Earl WINTERTON May I ask my hon. and learned Friend whether, between now and Wednesday—when I propose to put down a question on the subject—he will inquire into the reasons why Lieut.-Commander Fry was ever appointed to this office, whether the appointment was made on the recommendation of a Member of this House; also if he will carefully read the amazing evidence given by Lieut.-Commander Fry and the manner in which it was completely rebutted by military and police witnesses?

Mr. O'CONNOR May I ask if the name of this gentleman—which has just been mentioned and which I hear for the first time—was published by the authorities, and whether the authorities consider it desirable to expose a gentleman who, like General Crozier, tried to bring criminals to justice, to such attacks as have been made upon him?

Lieut.-Colonel GUINNESS May I ask whether this case was not heard in open court, and whether it is not public knowledge in Dublin as to whose evidence brought the whole case about?

Mr. HENRY The case was heard in open court. The Crown did not publish the names of the witnesses.

And a further series of questions reported in Hansard 21 April 1921

Lieut.-Colonel GUINNESS asked the Chief Secretary whether the court which tried Captain King and Cadets Hinchcliffe and Walsh, of the Auxiliary Division, Royal Irish Constabulary, for the murder of James Murphy considered that the witnesses for the prosecution had so completely failed to establish any case that they acquitted the accused without even hearing the final addresses of counsel; and whether Lieut.-Commander Fry, on whose information the prosecution was based, is still employed in the office of the chief of police?

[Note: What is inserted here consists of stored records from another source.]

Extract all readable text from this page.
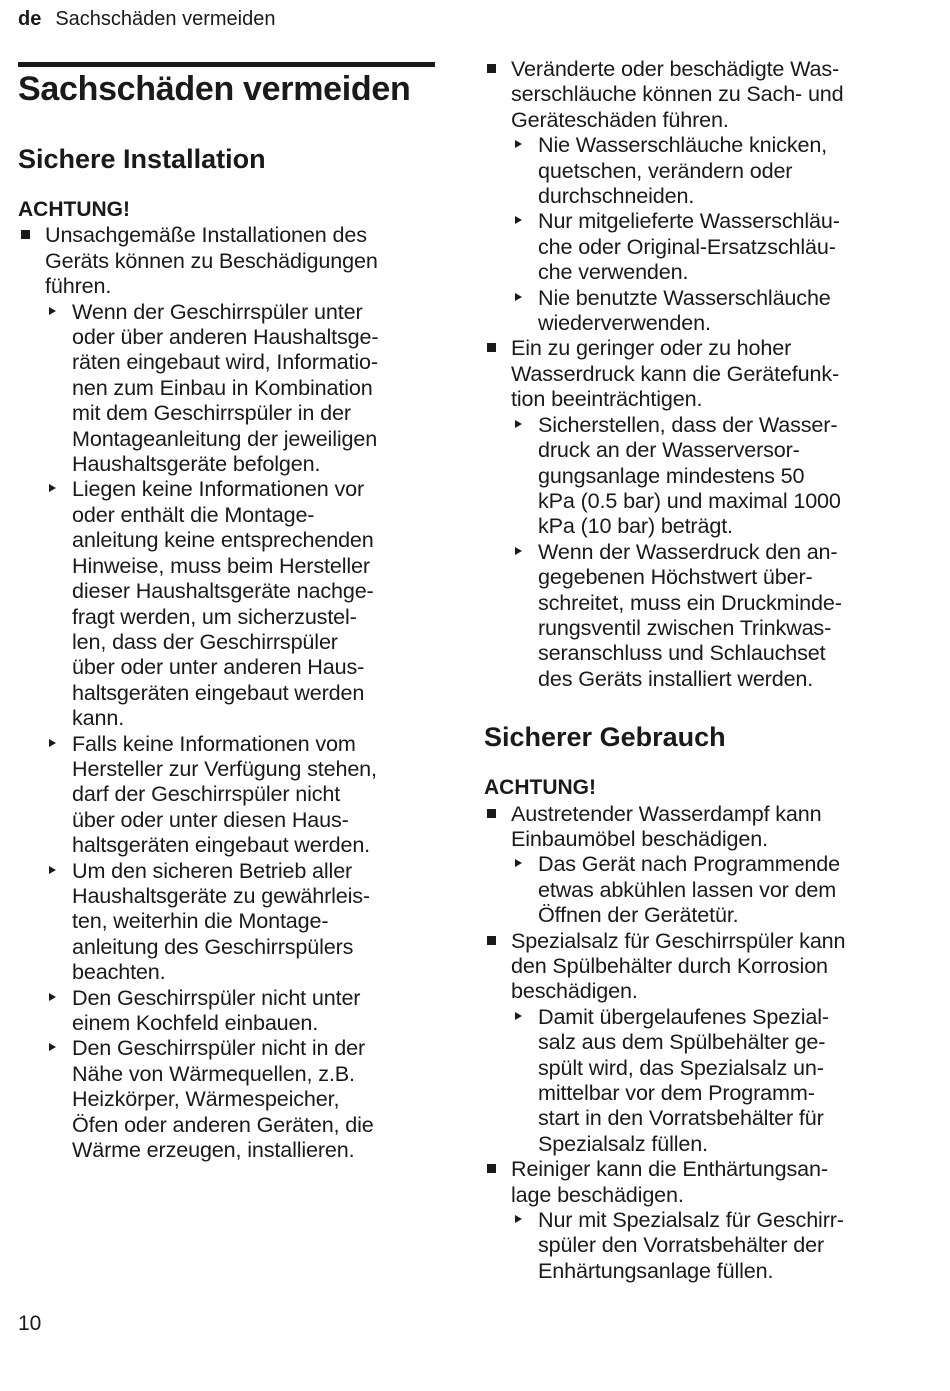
de Sachschäden vermeiden
Sachschäden vermeiden
Sichere Installation
ACHTUNG!
Unsachgemäße Installationen des
Geräts können zu Beschädigungen
führen.
Wenn der Geschirrspüler unter
oder über anderen Haushaltsge-
räten eingebaut wird, Informatio-
nen zum Einbau in Kombination
mit dem Geschirrspüler in der
Montageanleitung der jeweiligen
Haushaltsgeräte befolgen.
Liegen keine Informationen vor
oder enthält die Montage-
anleitung keine entsprechenden
Hinweise, muss beim Hersteller
dieser Haushaltsgeräte nachge-
fragt werden, um sicherzustel-
len, dass der Geschirrspüler
über oder unter anderen Haus-
haltsgeräten eingebaut werden
kann.
Falls keine Informationen vom
Hersteller zur Verfügung stehen,
darf der Geschirrspüler nicht
über oder unter diesen Haus-
haltsgeräten eingebaut werden.
Um den sicheren Betrieb aller
Haushaltsgeräte zu gewährleis-
ten, weiterhin die Montage-
anleitung des Geschirrspülers
beachten.
Den Geschirrspüler nicht unter
einem Kochfeld einbauen.
Den Geschirrspüler nicht in der
Nähe von Wärmequellen, z.B.
Heizkörper, Wärmespeicher,
Öfen oder anderen Geräten, die
Wärme erzeugen, installieren.
Veränderte oder beschädigte Was-
serschläuche können zu Sach- und
Geräteschäden führen.
Nie Wasserschläuche knicken,
quetschen, verändern oder
durchschneiden.
Nur mitgelieferte Wasserschläu-
che oder Original-Ersatzschläu-
che verwenden.
Nie benutzte Wasserschläuche
wiederverwenden.
Ein zu geringer oder zu hoher
Wasserdruck kann die Gerätefunk-
tion beeinträchtigen.
Sicherstellen, dass der Wasser-
druck an der Wasserversor-
gungsanlage mindestens 50
kPa (0.5 bar) und maximal 1000
kPa (10 bar) beträgt.
Wenn der Wasserdruck den an-
gegebenen Höchstwert über-
schreitet, muss ein Druckminde-
rungsventil zwischen Trinkwas-
seranschluss und Schlauchset
des Geräts installiert werden.
Sicherer Gebrauch
ACHTUNG!
Austretender Wasserdampf kann
Einbaumöbel beschädigen.
Das Gerät nach Programmende
etwas abkühlen lassen vor dem
Öffnen der Gerätetür.
Spezialsalz für Geschirrspüler kann
den Spülbehälter durch Korrosion
beschädigen.
Damit übergelaufenes Spezial-
salz aus dem Spülbehälter ge-
spült wird, das Spezialsalz un-
mittelbar vor dem Programm-
start in den Vorratsbehälter für
Spezialsalz füllen.
Reiniger kann die Enthärtungsan-
lage beschädigen.
Nur mit Spezialsalz für Geschirr-
spüler den Vorratsbehälter der
Enhärtungsanlage füllen.
10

Mr. HENRY I am unable to add anything to the reply which I gave to a similar question by the hon. and gallant Member on this subject on the 18tb instant.

I considered 5 candidates for "Lt Commander Fry" . The most likely one is T/Const AG Fry, but I cannot prove it conclusively

T/Cons A G Fry was in South Africa in 1902/1903 which is "19 years" before King´s trial. And Fry joined the RIC 4 Jan 1921. On 9 Feb 1921 he got extra pay of 2/- per day while employed as a Clerk at HQ (Hansard Question says Lt/Commander Fry was appointed as a clerk in Chief of Police´s office on 10 Jan, so T/Const Fry fits)

It is difficult to follow T/Const Fy´s promotions, but he was a DI3 when shot at in Dublin in Jun 1921

1921 Jun 20 As an aside, this nameless Intelligence Clerk in the Polie Advisor's Office was up on fraud. Note "he gave evidence for the defence in a certain trial" which had caused ill feeling against him.. I have no idea who this man is, but could not have been Fry - Fry only had 6 months in ADRIC at that point , not 9. And he had given evidence for the prosecution, not defence.